LEON, Mexico — Mexico’s leather goods industry hopes to grow 10 percent to $1.8 billion this year as booming exports offset sluggish domestic sales, industry observers said.
However, they noted profits will fall as Mexico’s peso continues to tumble against the U.S. dollar, making key raw-material imports more costly.
As falling oil prices and growing political scandals take the shine off Mexico’s economy, its volatile currency has slid to 15 per dollar compared to about 12 per dollar about a year ago.
“The peso is out of control,” Jose Franco, owner of cowboy boots label Joe Boots, said during the Sapica footwear and leather goods fair ended here last week.
Franco added that the price of feedstocks including livestock are up 10 to 12 percent on average.
“For the past four to five years, the peso has been stable but now it’s really fallen out of the government’s hands. It could close the year at 16 [per dollar],” he said.
Mexican leather goods producers import roughly 60 percent of raw materials and processing chemicals from Italy, Brazil or South Africa. And as local shoppers pare consumption, they are having a hard time passing on the cost hikes.
“We are going to miss our profit targets,” Franco said, adding that the peso’s weakness is also altering the value of post-dated purchasing contracts (such as those to be paid in 45 days), triggering brand-supplier rows and adding market friction.
All said, Franco noted exports should grow more than 10 percent to $1.1 billion as the U.S. economic recovery spurs demand for Mexican staples including Texan cowboy boots. The U.S. accounts for 75 percent of Mexican exports while Europe, Asia and Latin America take up the rest, Franco said.
Franco said exports will be key to lifting this year’s fortunes at a time when local consumption is turning weaker and more uncertain.
New reports pinning Mexican GDP growth at 3 percent (from 3.25 percent) have spooked consumers who are increasingly cynical that make-or-break energy and other reforms will bring much-vaunted economic benefits.
Despite the headwinds, the shoe industry — which mainly exports leather footwear — remains upbeat, saying it could gain over 4 percent to 270 million pairs in 2017, according to industry lobby Ciceg’s new president Javier Plascencia.
Plascencia noted subvalued Chinese and Asian imports have plummeted 50 percent since the government introduced a protectionist aid package last October, helping boost the industry’s fortunes. In 2015, the sector will also raise exports to make up for slumping local sales. According to Plascencia, foreign sales should chalk in a 12 percent gain to 29 million pairs, up from a 2.3 percent increase in 2013 when the industry lost 16 million pairs to Asian rivals.

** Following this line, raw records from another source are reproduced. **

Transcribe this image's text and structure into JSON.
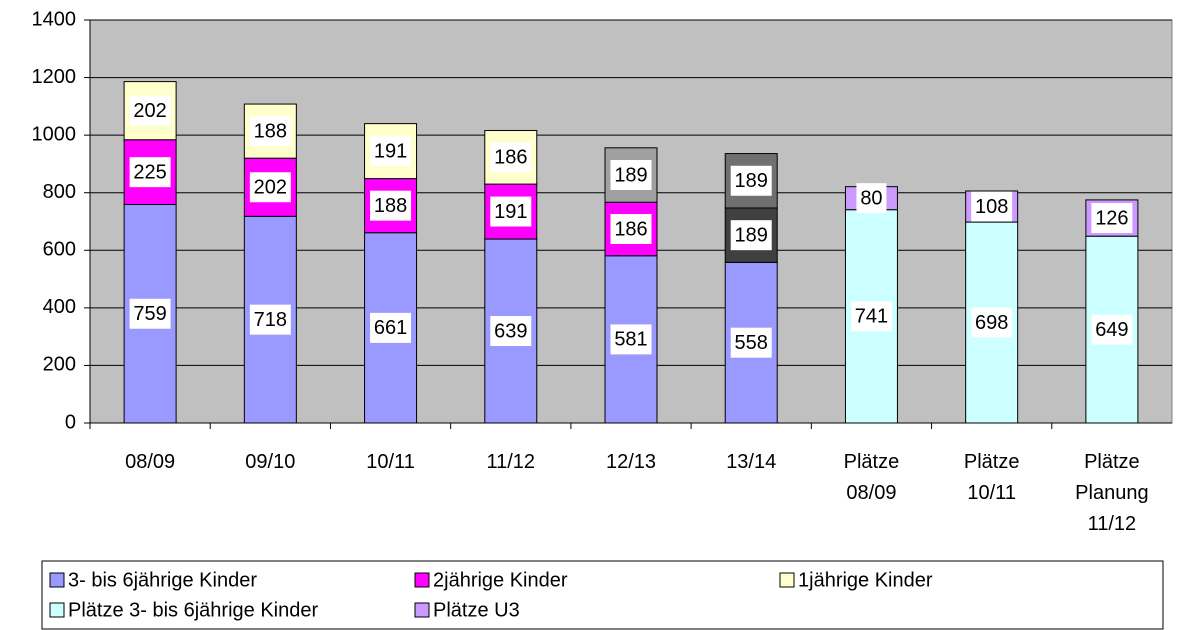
{
  "chart_data": {
    "type": "stacked_bar",
    "categories": [
      "08/09",
      "09/10",
      "10/11",
      "11/12",
      "12/13",
      "13/14",
      "Plätze\n08/09",
      "Plätze\n10/11",
      "Plätze\nPlanung\n11/12"
    ],
    "series": [
      {
        "name": "3- bis 6jährige Kinder",
        "color": "#9999ff",
        "values": [
          759,
          718,
          661,
          639,
          581,
          558,
          null,
          null,
          null
        ]
      },
      {
        "name": "2jährige Kinder",
        "color": "#ff00ff",
        "colors": [
          "#ff00ff",
          "#ff00ff",
          "#ff00ff",
          "#ff00ff",
          "#ff00ff",
          "#404040",
          null,
          null,
          null
        ],
        "values": [
          225,
          202,
          188,
          191,
          186,
          189,
          null,
          null,
          null
        ]
      },
      {
        "name": "1jährige Kinder",
        "color": "#ffffcc",
        "colors": [
          "#ffffcc",
          "#ffffcc",
          "#ffffcc",
          "#ffffcc",
          "#a0a0a0",
          "#707070",
          null,
          null,
          null
        ],
        "values": [
          202,
          188,
          191,
          186,
          189,
          189,
          null,
          null,
          null
        ]
      },
      {
        "name": "Plätze 3- bis 6jährige Kinder",
        "color": "#ccffff",
        "values": [
          null,
          null,
          null,
          null,
          null,
          null,
          741,
          698,
          649
        ]
      },
      {
        "name": "Plätze U3",
        "color": "#cc99ff",
        "values": [
          null,
          null,
          null,
          null,
          null,
          null,
          80,
          108,
          126
        ]
      }
    ],
    "ylim": [
      0,
      1400
    ],
    "yticks": [
      0,
      200,
      400,
      600,
      800,
      1000,
      1200,
      1400
    ],
    "grid": true,
    "legend": "bottom"
  }
}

Mexico’s footwear brands, which manufacture for the likes of Nike and Steve Madden, will work to lift sales to top markets in the U.S., Colombia and Canada, as well as niche markets in England or Germany, Plascencia added.

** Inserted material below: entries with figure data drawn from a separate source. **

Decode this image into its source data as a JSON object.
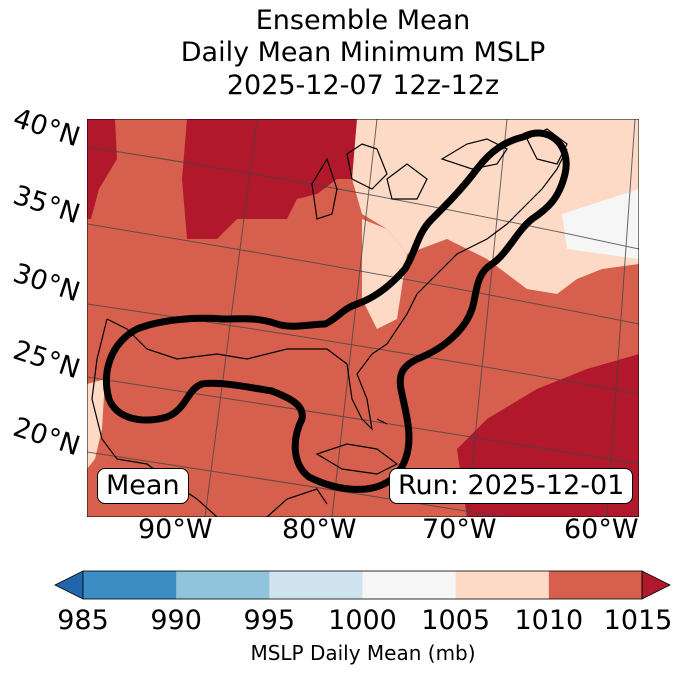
{
  "title": {
    "line1": "Ensemble Mean",
    "line2": "Daily Mean Minimum MSLP",
    "line3": "2025-12-07 12z-12z"
  },
  "map": {
    "lat_labels": [
      "40°N",
      "35°N",
      "30°N",
      "25°N",
      "20°N"
    ],
    "lon_labels": [
      "90°W",
      "80°W",
      "70°W",
      "60°W"
    ],
    "box_left": "Mean",
    "box_right": "Run: 2025-12-01"
  },
  "colorbar": {
    "ticks": [
      "985",
      "990",
      "995",
      "1000",
      "1005",
      "1010",
      "1015"
    ],
    "label": "MSLP Daily Mean (mb)",
    "colors": [
      "#2166ac",
      "#3c8dc3",
      "#90c4dd",
      "#d0e4f0",
      "#f6f6f6",
      "#fddac5",
      "#d6604d",
      "#b1182b"
    ]
  },
  "palette": {
    "land_line": "#000000",
    "contour": "#000000",
    "grid": "#555555"
  }
}
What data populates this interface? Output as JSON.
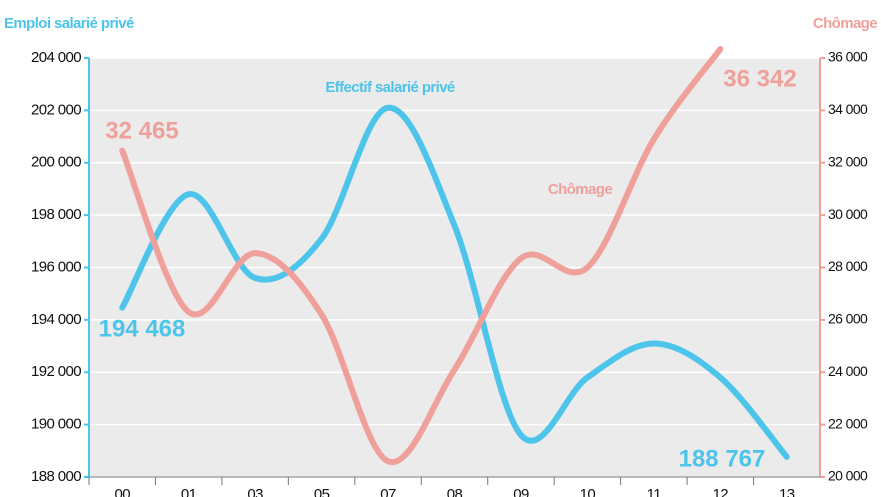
{
  "chart_data": {
    "type": "line",
    "y_title": "Emploi salarié privé",
    "y2_title": "Chômage",
    "categories": [
      "00",
      "01",
      "03",
      "05",
      "07",
      "08",
      "09",
      "10",
      "11",
      "12",
      "13"
    ],
    "series": [
      {
        "name": "Effectif salarié privé",
        "color": "#4dc4ea",
        "axis": "y",
        "values": [
          194468,
          198800,
          195600,
          197100,
          202100,
          197600,
          189600,
          191800,
          193100,
          191800,
          188767
        ],
        "value_labels": [
          "194 468",
          null,
          null,
          null,
          null,
          null,
          null,
          null,
          null,
          null,
          "188 767"
        ]
      },
      {
        "name": "Chômage",
        "color": "#f0a09a",
        "axis": "y2",
        "values": [
          32465,
          26300,
          28550,
          26200,
          20600,
          24100,
          28350,
          28000,
          32900,
          36342,
          null
        ],
        "value_labels": [
          "32 465",
          null,
          null,
          null,
          null,
          null,
          null,
          null,
          null,
          "36 342",
          null
        ]
      }
    ],
    "ylim": [
      188000,
      204000
    ],
    "yticks": [
      {
        "value": 188000,
        "label": "188 000"
      },
      {
        "value": 190000,
        "label": "190 000"
      },
      {
        "value": 192000,
        "label": "192 000"
      },
      {
        "value": 194000,
        "label": "194 000"
      },
      {
        "value": 196000,
        "label": "196 000"
      },
      {
        "value": 198000,
        "label": "198 000"
      },
      {
        "value": 200000,
        "label": "200 000"
      },
      {
        "value": 202000,
        "label": "202 000"
      },
      {
        "value": 204000,
        "label": "204 000"
      }
    ],
    "y2lim": [
      20000,
      36000
    ],
    "y2ticks": [
      {
        "value": 20000,
        "label": "20 000"
      },
      {
        "value": 22000,
        "label": "22 000"
      },
      {
        "value": 24000,
        "label": "24 000"
      },
      {
        "value": 26000,
        "label": "26 000"
      },
      {
        "value": 28000,
        "label": "28 000"
      },
      {
        "value": 30000,
        "label": "30 000"
      },
      {
        "value": 32000,
        "label": "32 000"
      },
      {
        "value": 34000,
        "label": "34 000"
      },
      {
        "value": 36000,
        "label": "36 000"
      }
    ],
    "grid": true
  }
}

During Sapica’s 72nd edition, which saw the rollout of an Exporters pavilion, foreign-buyer numbers surged 36 percent to 125 year-on-year, led by U.S. brands including Deckers and Wolverine.
“Deckers wants to double production to 60 million pairs by 2020 and they could move as much as 10 percent of that production to Mexico,” said one Sapica executive.
Apart from taking advantage of the lower peso, the U.S. firms and several top global brands came to the Aztec nation looking for “high quality” and more fashion-centric Mexican suppliers, the executive said, adding that a growing chunk of international buyers are looking at fast-fashion sourcing opportunities following an industry restructuring to better meet those needs.
Edgar Carrillo, commercial manager of exotic leather goods firm Cuadra, agreed the peso’s decline is denting margins but insisted 2015 will be good sales-wise.
“We can’t depend on global macroeconomics to pace our growth,” he said. “We need to work internally, produce more quality, adjust inventories and improve supplier negotiations.”
The right “product engineering” mix to boost product/quality ratios will also be pivotal to lifting this year’s fortunes, he added.
However, Mexican firms must lift productivity and upgrade manufacturing and enterprise technology to boost economies of scale, Carillo added.
While some products match Italy or Spain’s quality, management could also be streamlined.
“We need better marketing and management training and to believe in ourselves and what we do,” Carillo added. “We need more professionalization.”